Beim Besuch Friedrichs II. in Dresden am 19. und 20. Januar 1742, dem ersten seit seiner Thronbesteigung, führten der preußische König und der sächsische Kurfürst und seine Minister Unterhandlungen, in deren Folge durch das Nachgeben Augusts III. die sächsische Armee in Böhmen unter preußischen Oberkommando gestellt wurde. Während des folgenden Böhmischen Feldzugs wurde die 25.000 Mann starke sächsische Armee unter Graf Rutowski von Friedrich II. verheizt, der dafür auch vom königlichen Bruder Prinz Heinrich von Preußen kritisiert wurde.[103] Den sächsischen politischen Akteuren wurde deswegen während der Kämpfe im Ersten Schlesischen Krieg klar, dass Friedrich II. nicht daran dachte, Sachsen an den Gewinnen angemessen zu beteiligen. Die Sachsen hatten das Nachsehen, Friedrich II. überging bei Kriegsende die getroffenen Vereinbarungen und Schlesien fiel an Preußen. Diese diplomatische Niederlage nahm Brühl nicht tatenlos hin. Das geprellte Sachsen unter Brühls Führung suchte eine erneute Allianz in Europa gegen Friedrich II. aufzustellen, hatte damit aber letztlich keinen Erfolg. Friedrich II. selbst diktierte das Handeln, als er im August 1744 erneut in den Krieg, den Zweiten Schlesischen Krieg, gegen Habsburg zog und dabei mit seinen Truppen ungefragt über sächsisches Territorium zog.[104] Beide Staaten traten nun erstmals in der Frühen Neuzeit in einen gegeneinander gerichteten kriegerischen Konflikt ein. Die sächsische Armee rückte im Oktober 1744 mit 21.000 Mann nach Böhmen und vereinigte sich mit der österreichischen Armee. Brühl suchte das Bündnis auf eine breitere Basis zu stellen und schloss in Warschau die Quadrupelallianz zwischen Österreich, Großbritannien, Sachsen und den Niederlanden gegen Preußen.[105] Österreich und Sachsen schlossen den Leipziger Teilungsvertrag, der umfangreiche Gebietsabtretungen Preußens beinhaltete. Zur Ausführung dessen marschierten Sachsen und Österreich gemeinsam nach Schlesien ein und wurden in der Schlacht bei Hohenfriedberg durch Preußen besiegt.

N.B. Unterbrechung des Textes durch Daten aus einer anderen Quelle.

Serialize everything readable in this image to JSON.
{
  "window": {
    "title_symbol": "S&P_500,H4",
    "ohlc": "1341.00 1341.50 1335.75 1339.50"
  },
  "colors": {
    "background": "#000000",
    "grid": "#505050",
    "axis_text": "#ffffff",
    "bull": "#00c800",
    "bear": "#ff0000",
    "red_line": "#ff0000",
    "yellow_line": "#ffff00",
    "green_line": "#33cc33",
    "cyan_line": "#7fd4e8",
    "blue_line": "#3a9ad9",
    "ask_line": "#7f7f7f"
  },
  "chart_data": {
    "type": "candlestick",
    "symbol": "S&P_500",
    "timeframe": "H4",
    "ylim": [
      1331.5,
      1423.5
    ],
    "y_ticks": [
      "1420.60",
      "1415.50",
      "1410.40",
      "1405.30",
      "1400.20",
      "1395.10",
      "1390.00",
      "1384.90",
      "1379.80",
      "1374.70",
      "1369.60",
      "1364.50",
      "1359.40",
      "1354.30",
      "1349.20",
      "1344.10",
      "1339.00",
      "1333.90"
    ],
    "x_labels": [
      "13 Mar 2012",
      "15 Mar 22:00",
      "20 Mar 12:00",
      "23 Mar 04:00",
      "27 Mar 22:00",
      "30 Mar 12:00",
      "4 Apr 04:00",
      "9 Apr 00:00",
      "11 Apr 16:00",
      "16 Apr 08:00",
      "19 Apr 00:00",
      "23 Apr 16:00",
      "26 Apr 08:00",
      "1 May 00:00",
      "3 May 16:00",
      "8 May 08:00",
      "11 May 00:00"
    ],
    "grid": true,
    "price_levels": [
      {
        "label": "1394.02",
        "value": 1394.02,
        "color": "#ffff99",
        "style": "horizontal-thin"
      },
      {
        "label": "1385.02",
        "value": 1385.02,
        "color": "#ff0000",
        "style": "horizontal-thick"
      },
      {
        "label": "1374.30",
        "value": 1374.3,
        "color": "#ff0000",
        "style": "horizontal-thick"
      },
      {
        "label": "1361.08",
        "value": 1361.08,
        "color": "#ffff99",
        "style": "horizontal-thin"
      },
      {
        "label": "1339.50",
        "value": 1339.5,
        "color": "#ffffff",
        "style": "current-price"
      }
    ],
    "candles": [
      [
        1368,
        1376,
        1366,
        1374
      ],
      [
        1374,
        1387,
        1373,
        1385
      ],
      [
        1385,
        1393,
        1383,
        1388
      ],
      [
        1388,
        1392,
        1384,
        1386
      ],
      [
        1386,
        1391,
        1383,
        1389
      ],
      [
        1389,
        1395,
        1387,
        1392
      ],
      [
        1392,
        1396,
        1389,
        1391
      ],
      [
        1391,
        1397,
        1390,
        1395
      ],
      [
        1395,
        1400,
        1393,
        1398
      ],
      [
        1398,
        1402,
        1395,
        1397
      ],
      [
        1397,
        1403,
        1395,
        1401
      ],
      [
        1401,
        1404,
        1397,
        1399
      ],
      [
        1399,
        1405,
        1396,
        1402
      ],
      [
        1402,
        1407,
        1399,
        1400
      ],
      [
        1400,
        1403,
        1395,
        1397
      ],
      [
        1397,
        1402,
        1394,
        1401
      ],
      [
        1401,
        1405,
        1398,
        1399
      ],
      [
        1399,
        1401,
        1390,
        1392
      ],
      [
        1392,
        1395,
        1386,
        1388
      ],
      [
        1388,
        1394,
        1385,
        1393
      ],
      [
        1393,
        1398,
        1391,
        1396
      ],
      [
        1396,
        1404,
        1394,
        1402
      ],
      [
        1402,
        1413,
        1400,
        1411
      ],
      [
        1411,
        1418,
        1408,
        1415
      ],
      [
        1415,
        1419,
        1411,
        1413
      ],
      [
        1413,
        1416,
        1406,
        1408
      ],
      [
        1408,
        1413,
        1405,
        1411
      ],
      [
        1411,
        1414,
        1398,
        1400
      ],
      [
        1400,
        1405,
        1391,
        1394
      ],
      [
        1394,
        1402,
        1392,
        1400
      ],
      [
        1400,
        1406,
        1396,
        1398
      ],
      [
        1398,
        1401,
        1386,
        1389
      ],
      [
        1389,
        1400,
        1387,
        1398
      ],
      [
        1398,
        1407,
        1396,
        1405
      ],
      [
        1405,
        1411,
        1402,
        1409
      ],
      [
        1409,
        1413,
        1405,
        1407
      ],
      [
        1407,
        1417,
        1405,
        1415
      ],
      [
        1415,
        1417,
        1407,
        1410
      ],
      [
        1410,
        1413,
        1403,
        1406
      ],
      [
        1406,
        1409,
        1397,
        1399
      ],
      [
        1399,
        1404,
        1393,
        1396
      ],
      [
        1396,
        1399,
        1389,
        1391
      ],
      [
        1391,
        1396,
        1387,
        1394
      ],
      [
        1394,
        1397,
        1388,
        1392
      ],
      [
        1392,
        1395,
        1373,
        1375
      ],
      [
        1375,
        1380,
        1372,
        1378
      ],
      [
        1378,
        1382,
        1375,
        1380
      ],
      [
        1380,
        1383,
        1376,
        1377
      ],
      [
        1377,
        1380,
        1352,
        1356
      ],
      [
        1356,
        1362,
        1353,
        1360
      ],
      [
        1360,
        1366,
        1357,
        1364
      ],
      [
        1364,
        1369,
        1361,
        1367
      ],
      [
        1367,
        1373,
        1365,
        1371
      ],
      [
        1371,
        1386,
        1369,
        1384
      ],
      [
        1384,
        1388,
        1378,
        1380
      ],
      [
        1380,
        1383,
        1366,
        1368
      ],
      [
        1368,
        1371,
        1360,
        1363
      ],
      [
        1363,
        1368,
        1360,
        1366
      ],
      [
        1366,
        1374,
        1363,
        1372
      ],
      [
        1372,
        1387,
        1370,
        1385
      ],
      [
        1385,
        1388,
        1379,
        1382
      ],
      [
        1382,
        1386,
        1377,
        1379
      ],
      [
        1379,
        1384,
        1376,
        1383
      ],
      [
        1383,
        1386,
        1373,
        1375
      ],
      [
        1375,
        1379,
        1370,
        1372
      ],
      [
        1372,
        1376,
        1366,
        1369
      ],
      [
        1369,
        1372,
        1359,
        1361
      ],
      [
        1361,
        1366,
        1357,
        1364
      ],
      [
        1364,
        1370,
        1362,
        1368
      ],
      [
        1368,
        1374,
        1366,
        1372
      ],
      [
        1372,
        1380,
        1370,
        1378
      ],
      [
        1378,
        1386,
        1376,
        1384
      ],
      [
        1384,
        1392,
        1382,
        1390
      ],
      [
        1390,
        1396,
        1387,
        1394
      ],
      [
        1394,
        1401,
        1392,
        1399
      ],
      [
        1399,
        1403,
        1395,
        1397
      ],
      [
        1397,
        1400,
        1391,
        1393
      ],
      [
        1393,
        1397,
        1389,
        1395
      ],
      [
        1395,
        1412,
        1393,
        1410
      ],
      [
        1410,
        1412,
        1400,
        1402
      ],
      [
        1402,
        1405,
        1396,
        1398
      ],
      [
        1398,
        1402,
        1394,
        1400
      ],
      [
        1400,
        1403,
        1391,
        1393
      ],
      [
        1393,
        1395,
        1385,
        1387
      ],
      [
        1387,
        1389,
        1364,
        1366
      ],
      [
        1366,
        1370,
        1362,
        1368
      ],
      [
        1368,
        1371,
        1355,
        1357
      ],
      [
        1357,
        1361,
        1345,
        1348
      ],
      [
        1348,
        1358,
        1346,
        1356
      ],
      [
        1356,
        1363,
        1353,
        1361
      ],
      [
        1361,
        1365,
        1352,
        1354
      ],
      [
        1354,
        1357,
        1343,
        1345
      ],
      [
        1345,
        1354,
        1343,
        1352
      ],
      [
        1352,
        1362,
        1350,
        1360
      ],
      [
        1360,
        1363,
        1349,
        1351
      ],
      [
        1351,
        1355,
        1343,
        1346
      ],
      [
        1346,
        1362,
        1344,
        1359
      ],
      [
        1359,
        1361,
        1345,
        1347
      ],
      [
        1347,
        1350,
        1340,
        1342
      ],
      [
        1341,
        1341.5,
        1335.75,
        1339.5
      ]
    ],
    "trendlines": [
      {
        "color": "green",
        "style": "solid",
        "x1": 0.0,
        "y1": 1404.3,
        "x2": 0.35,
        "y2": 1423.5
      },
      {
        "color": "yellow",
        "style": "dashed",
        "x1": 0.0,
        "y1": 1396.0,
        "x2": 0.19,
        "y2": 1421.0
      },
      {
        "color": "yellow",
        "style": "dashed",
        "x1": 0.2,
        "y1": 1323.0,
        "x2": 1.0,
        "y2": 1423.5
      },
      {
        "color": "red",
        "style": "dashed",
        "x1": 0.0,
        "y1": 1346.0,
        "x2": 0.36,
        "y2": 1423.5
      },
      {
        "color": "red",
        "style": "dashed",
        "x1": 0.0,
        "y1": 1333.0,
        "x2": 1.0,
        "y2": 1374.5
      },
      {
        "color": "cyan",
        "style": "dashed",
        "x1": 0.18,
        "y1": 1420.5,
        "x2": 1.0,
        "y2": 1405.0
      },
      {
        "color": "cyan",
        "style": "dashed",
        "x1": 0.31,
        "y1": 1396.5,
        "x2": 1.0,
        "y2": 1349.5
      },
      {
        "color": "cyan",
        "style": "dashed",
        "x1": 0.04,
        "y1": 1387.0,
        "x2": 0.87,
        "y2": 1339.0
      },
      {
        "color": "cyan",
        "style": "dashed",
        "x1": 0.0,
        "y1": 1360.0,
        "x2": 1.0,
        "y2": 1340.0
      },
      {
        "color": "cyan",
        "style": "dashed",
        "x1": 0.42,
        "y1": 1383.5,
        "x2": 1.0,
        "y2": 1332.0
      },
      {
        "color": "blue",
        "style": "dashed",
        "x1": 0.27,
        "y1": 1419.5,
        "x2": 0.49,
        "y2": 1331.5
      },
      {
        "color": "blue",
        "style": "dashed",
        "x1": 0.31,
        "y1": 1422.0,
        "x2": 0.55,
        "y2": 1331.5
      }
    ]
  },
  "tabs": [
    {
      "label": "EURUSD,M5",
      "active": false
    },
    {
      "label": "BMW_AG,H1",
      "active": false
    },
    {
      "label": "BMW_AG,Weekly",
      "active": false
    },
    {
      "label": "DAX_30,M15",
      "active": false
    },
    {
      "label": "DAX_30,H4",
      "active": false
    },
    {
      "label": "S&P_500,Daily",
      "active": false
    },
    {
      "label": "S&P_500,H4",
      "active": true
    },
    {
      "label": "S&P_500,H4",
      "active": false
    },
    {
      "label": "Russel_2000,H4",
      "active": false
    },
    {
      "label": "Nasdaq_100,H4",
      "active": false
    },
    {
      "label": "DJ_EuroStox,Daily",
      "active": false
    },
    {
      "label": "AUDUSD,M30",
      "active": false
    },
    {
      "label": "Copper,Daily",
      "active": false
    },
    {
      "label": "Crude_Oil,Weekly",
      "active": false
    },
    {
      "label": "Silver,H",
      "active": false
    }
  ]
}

Preußische Truppen marschierten schließlich im Dezember in Sachsen ein. Die Besetzung von Dresden in Folge der verlorenen Schlacht bei Kesselsdorf durch preußische Truppen zwang Brühl zum Friedensschluss mit Preußen. Sachsen und Österreich beendeten am 25. Dezember 1745 mit dem Frieden von Dresden den Krieg gegen Preußen. Sachsen musste hohe Kriegsentschädigungen an Preußen zahlen. Bei der Dresdner Führung setzte sich die Überzeugung durch, das künftig:
„… kein Nachbar von des Königs in Preußen Majestät bey deroselben also beschaffenen Gesinnung (…) gesichert sei.“[100]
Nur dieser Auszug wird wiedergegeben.